As he progressed from scratchy to shaggy, we both had our doubts. He had to endure the rusty razor jokes, and I sought solace in the profiles of enlightened visionaries down through the ages who'd worn beards. My list began and ended with Ptolemy.
What finally changed my outlook was a book I came across while going through some boxes in our attic. There on the cover of a recent paperback edition of Travels in Alaskam sat John Muir. Legs crossed dapperly over the edge of a medium sized boulder, one elbow resting on a hiking stick, he'd no doubt paused for a reflective breather between glaciers.

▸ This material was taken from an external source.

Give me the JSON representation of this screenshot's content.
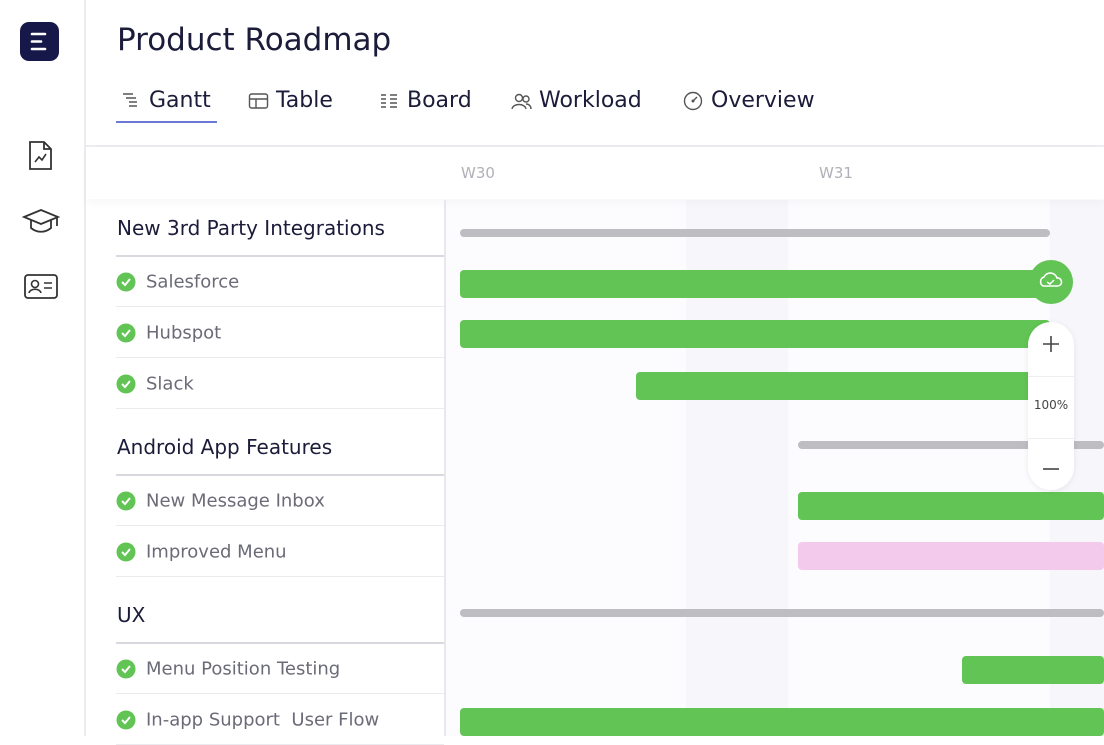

Muir is dressed for the wild in the fashion of a proper 19th-century literary naturalist, in vested suit, tie, hat, and laced boots. What proclaims the explorer in him, however, is his gaze; he has the eager eyes of a seeker of holy grails and trails. What frames the eyes, of course, is a marvelous beard.
White and full and frothy, Muir's beard must rank among the world's lesser known natural splendors. One doesn't turn from it thinking, "John's gone scruffy." One just stares, fascinated. Where did he get those waves?

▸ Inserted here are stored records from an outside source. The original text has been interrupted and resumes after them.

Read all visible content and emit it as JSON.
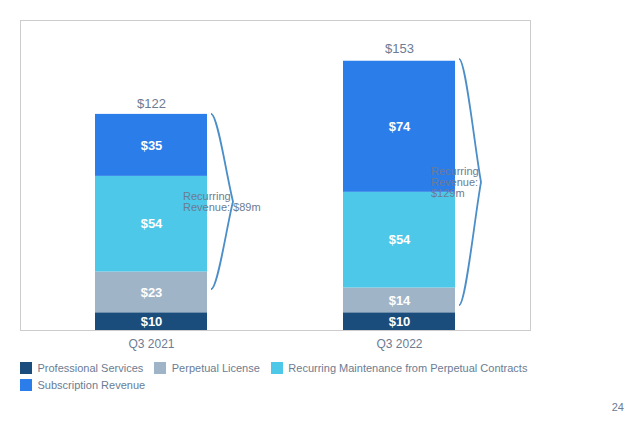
{
  "chart_data": {
    "type": "bar",
    "stacked": true,
    "data_labels": true,
    "tick_labels": "x",
    "categories": [
      "Q3 2021",
      "Q3 2022"
    ],
    "series": [
      {
        "name": "Professional Services",
        "color": "#1a4d7c",
        "values": [
          10,
          10
        ],
        "value_labels": [
          "$10",
          "$10"
        ]
      },
      {
        "name": "Perpetual License",
        "color": "#a0b4c8",
        "values": [
          23,
          14
        ],
        "value_labels": [
          "$23",
          "$14"
        ]
      },
      {
        "name": "Recurring Maintenance from Perpetual Contracts",
        "color": "#4dc8e8",
        "values": [
          54,
          54
        ],
        "value_labels": [
          "$54",
          "$54"
        ]
      },
      {
        "name": "Subscription Revenue",
        "color": "#2b7de9",
        "values": [
          35,
          74
        ],
        "value_labels": [
          "$35",
          "$74"
        ]
      }
    ],
    "totals": [
      122,
      153
    ],
    "total_labels": [
      "$122",
      "$153"
    ],
    "ylim": [
      0,
      175
    ],
    "grid": false,
    "legend": "bottom",
    "annotations": [
      {
        "category": "Q3 2021",
        "text": "Recurring\nRevenue: $89m",
        "ymin": 23,
        "ymax": 122,
        "color": "#4b8ec8"
      },
      {
        "category": "Q3 2022",
        "text": "Recurring\nRevenue:\n$129m",
        "ymin": 14,
        "ymax": 153,
        "color": "#4b8ec8"
      },
      {
        "text": "24"
      }
    ]
  }
}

I found Travels in Alaskam when I was looking for something to give to a friend to send to her son. After spending the summer laying trails in one of the national parks, he'd wintered in at a remote Wyoming ranch, and Muir seemed a likely candidate for fireside reading.
The match-up was better than I'd guessed.

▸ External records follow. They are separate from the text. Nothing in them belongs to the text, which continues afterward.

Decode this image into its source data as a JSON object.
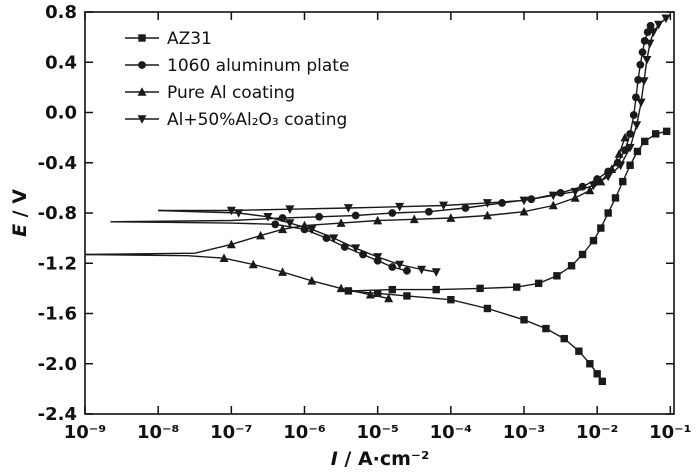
{
  "chart_data": {
    "type": "line",
    "title": "",
    "xlabel": "I / A·cm⁻²",
    "ylabel": "E / V",
    "xlabel_var": "I",
    "xlabel_rest": " / A·cm⁻²",
    "ylabel_var": "E",
    "ylabel_rest": " / V",
    "x_scale": "log",
    "x_tick_exponents": [
      -9,
      -8,
      -7,
      -6,
      -5,
      -4,
      -3,
      -2,
      -1
    ],
    "y_ticks": [
      0.8,
      0.4,
      0.0,
      -0.4,
      -0.8,
      -1.2,
      -1.6,
      -2.0,
      -2.4
    ],
    "xlim_log10": [
      -9,
      -0.95
    ],
    "ylim": [
      -2.4,
      0.8
    ],
    "grid": false,
    "legend_position": "top-left",
    "axis_color": "#111111",
    "curve_color": "#1a1a1a",
    "series": [
      {
        "id": "az31",
        "label": "AZ31",
        "marker": "square",
        "ecorr_v": -1.42,
        "branches": [
          {
            "name": "cathodic",
            "mskip": 0,
            "points": [
              [
                -5.4,
                -1.42
              ],
              [
                -5.0,
                -1.44
              ],
              [
                -4.6,
                -1.46
              ],
              [
                -4.0,
                -1.49
              ],
              [
                -3.5,
                -1.56
              ],
              [
                -3.0,
                -1.65
              ],
              [
                -2.7,
                -1.72
              ],
              [
                -2.45,
                -1.8
              ],
              [
                -2.25,
                -1.9
              ],
              [
                -2.1,
                -2.0
              ],
              [
                -2.0,
                -2.08
              ],
              [
                -1.93,
                -2.14
              ]
            ]
          },
          {
            "name": "anodic",
            "mskip": 1,
            "points": [
              [
                -5.4,
                -1.42
              ],
              [
                -4.8,
                -1.41
              ],
              [
                -4.2,
                -1.41
              ],
              [
                -3.6,
                -1.4
              ],
              [
                -3.1,
                -1.39
              ],
              [
                -2.8,
                -1.36
              ],
              [
                -2.55,
                -1.3
              ],
              [
                -2.35,
                -1.22
              ],
              [
                -2.2,
                -1.13
              ],
              [
                -2.05,
                -1.02
              ],
              [
                -1.95,
                -0.92
              ],
              [
                -1.85,
                -0.8
              ],
              [
                -1.75,
                -0.68
              ],
              [
                -1.65,
                -0.55
              ],
              [
                -1.55,
                -0.42
              ],
              [
                -1.45,
                -0.31
              ],
              [
                -1.35,
                -0.23
              ],
              [
                -1.2,
                -0.17
              ],
              [
                -1.05,
                -0.15
              ]
            ]
          }
        ]
      },
      {
        "id": "al1060",
        "label": "1060 aluminum plate",
        "marker": "circle",
        "ecorr_v": -0.87,
        "branches": [
          {
            "name": "cathodic",
            "mskip": 2,
            "points": [
              [
                -8.65,
                -0.87
              ],
              [
                -7.0,
                -0.88
              ],
              [
                -6.4,
                -0.89
              ],
              [
                -6.0,
                -0.93
              ],
              [
                -5.7,
                -1.0
              ],
              [
                -5.45,
                -1.07
              ],
              [
                -5.2,
                -1.13
              ],
              [
                -5.0,
                -1.18
              ],
              [
                -4.8,
                -1.23
              ],
              [
                -4.6,
                -1.26
              ]
            ]
          },
          {
            "name": "anodic",
            "mskip": 2,
            "points": [
              [
                -8.65,
                -0.87
              ],
              [
                -7.0,
                -0.86
              ],
              [
                -6.3,
                -0.84
              ],
              [
                -5.8,
                -0.83
              ],
              [
                -5.3,
                -0.82
              ],
              [
                -4.8,
                -0.8
              ],
              [
                -4.3,
                -0.79
              ],
              [
                -3.8,
                -0.76
              ],
              [
                -3.3,
                -0.72
              ],
              [
                -2.9,
                -0.69
              ],
              [
                -2.5,
                -0.64
              ],
              [
                -2.2,
                -0.59
              ],
              [
                -2.0,
                -0.53
              ],
              [
                -1.85,
                -0.47
              ],
              [
                -1.72,
                -0.4
              ],
              [
                -1.62,
                -0.3
              ],
              [
                -1.55,
                -0.17
              ],
              [
                -1.5,
                -0.02
              ],
              [
                -1.47,
                0.12
              ],
              [
                -1.44,
                0.26
              ],
              [
                -1.41,
                0.38
              ],
              [
                -1.38,
                0.48
              ],
              [
                -1.35,
                0.57
              ],
              [
                -1.31,
                0.64
              ],
              [
                -1.27,
                0.69
              ]
            ]
          }
        ]
      },
      {
        "id": "pure-al",
        "label": "Pure Al coating",
        "marker": "triangle-up",
        "ecorr_v": -1.13,
        "branches": [
          {
            "name": "cathodic",
            "mskip": 2,
            "points": [
              [
                -9.0,
                -1.13
              ],
              [
                -7.6,
                -1.14
              ],
              [
                -7.1,
                -1.16
              ],
              [
                -6.7,
                -1.21
              ],
              [
                -6.3,
                -1.27
              ],
              [
                -5.9,
                -1.34
              ],
              [
                -5.5,
                -1.4
              ],
              [
                -5.1,
                -1.45
              ],
              [
                -4.85,
                -1.48
              ]
            ]
          },
          {
            "name": "anodic",
            "mskip": 2,
            "points": [
              [
                -9.0,
                -1.13
              ],
              [
                -7.5,
                -1.12
              ],
              [
                -7.0,
                -1.05
              ],
              [
                -6.6,
                -0.98
              ],
              [
                -6.3,
                -0.93
              ],
              [
                -6.0,
                -0.9
              ],
              [
                -5.5,
                -0.88
              ],
              [
                -5.0,
                -0.86
              ],
              [
                -4.5,
                -0.85
              ],
              [
                -4.0,
                -0.84
              ],
              [
                -3.5,
                -0.82
              ],
              [
                -3.0,
                -0.79
              ],
              [
                -2.6,
                -0.74
              ],
              [
                -2.3,
                -0.68
              ],
              [
                -2.1,
                -0.62
              ],
              [
                -1.95,
                -0.55
              ],
              [
                -1.8,
                -0.45
              ],
              [
                -1.7,
                -0.33
              ],
              [
                -1.62,
                -0.2
              ]
            ]
          }
        ]
      },
      {
        "id": "al-al2o3",
        "label": "Al+50%Al₂O₃ coating",
        "marker": "triangle-down",
        "ecorr_v": -0.78,
        "branches": [
          {
            "name": "cathodic",
            "mskip": 1,
            "points": [
              [
                -8.0,
                -0.78
              ],
              [
                -6.9,
                -0.8
              ],
              [
                -6.5,
                -0.83
              ],
              [
                -6.2,
                -0.88
              ],
              [
                -5.9,
                -0.93
              ],
              [
                -5.6,
                -1.0
              ],
              [
                -5.3,
                -1.08
              ],
              [
                -5.0,
                -1.15
              ],
              [
                -4.7,
                -1.21
              ],
              [
                -4.4,
                -1.25
              ],
              [
                -4.2,
                -1.27
              ]
            ]
          },
          {
            "name": "anodic",
            "mskip": 1,
            "points": [
              [
                -8.0,
                -0.78
              ],
              [
                -7.0,
                -0.78
              ],
              [
                -6.2,
                -0.77
              ],
              [
                -5.4,
                -0.76
              ],
              [
                -4.7,
                -0.75
              ],
              [
                -4.1,
                -0.74
              ],
              [
                -3.5,
                -0.72
              ],
              [
                -3.0,
                -0.7
              ],
              [
                -2.6,
                -0.66
              ],
              [
                -2.3,
                -0.63
              ],
              [
                -2.05,
                -0.58
              ],
              [
                -1.85,
                -0.51
              ],
              [
                -1.68,
                -0.42
              ],
              [
                -1.55,
                -0.28
              ],
              [
                -1.46,
                -0.1
              ],
              [
                -1.4,
                0.08
              ],
              [
                -1.36,
                0.25
              ],
              [
                -1.32,
                0.42
              ],
              [
                -1.28,
                0.55
              ],
              [
                -1.23,
                0.64
              ],
              [
                -1.16,
                0.7
              ],
              [
                -1.06,
                0.75
              ]
            ]
          }
        ]
      }
    ]
  }
}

Yesterday at lunch my friend dug into her purse, pulled out a smudged envelope, and flashed a recent snapshot of her son. "Flashed" because she spent five minutes apologizing for his looks and possibly five seconds showing me the photo.
It was time enough. There on the edge of a Western cliff, legs crossed in front on him, sat another, younger John. The tie and hiking stick were missing, but his gaze was equally clear and purposeful. It was framed, of course, by a thickly textured beard.
Mountain man, his mother called him, with not a little pride. What a path to be climbing, I thought.
Nowadays, when friends ask me how I like my husband's new growth, I find I'm not so hesitant with an answer. He and I may not have challenged too many uncharted lands this week, but our beard is coming along nicely. A nd we're working on the gaze.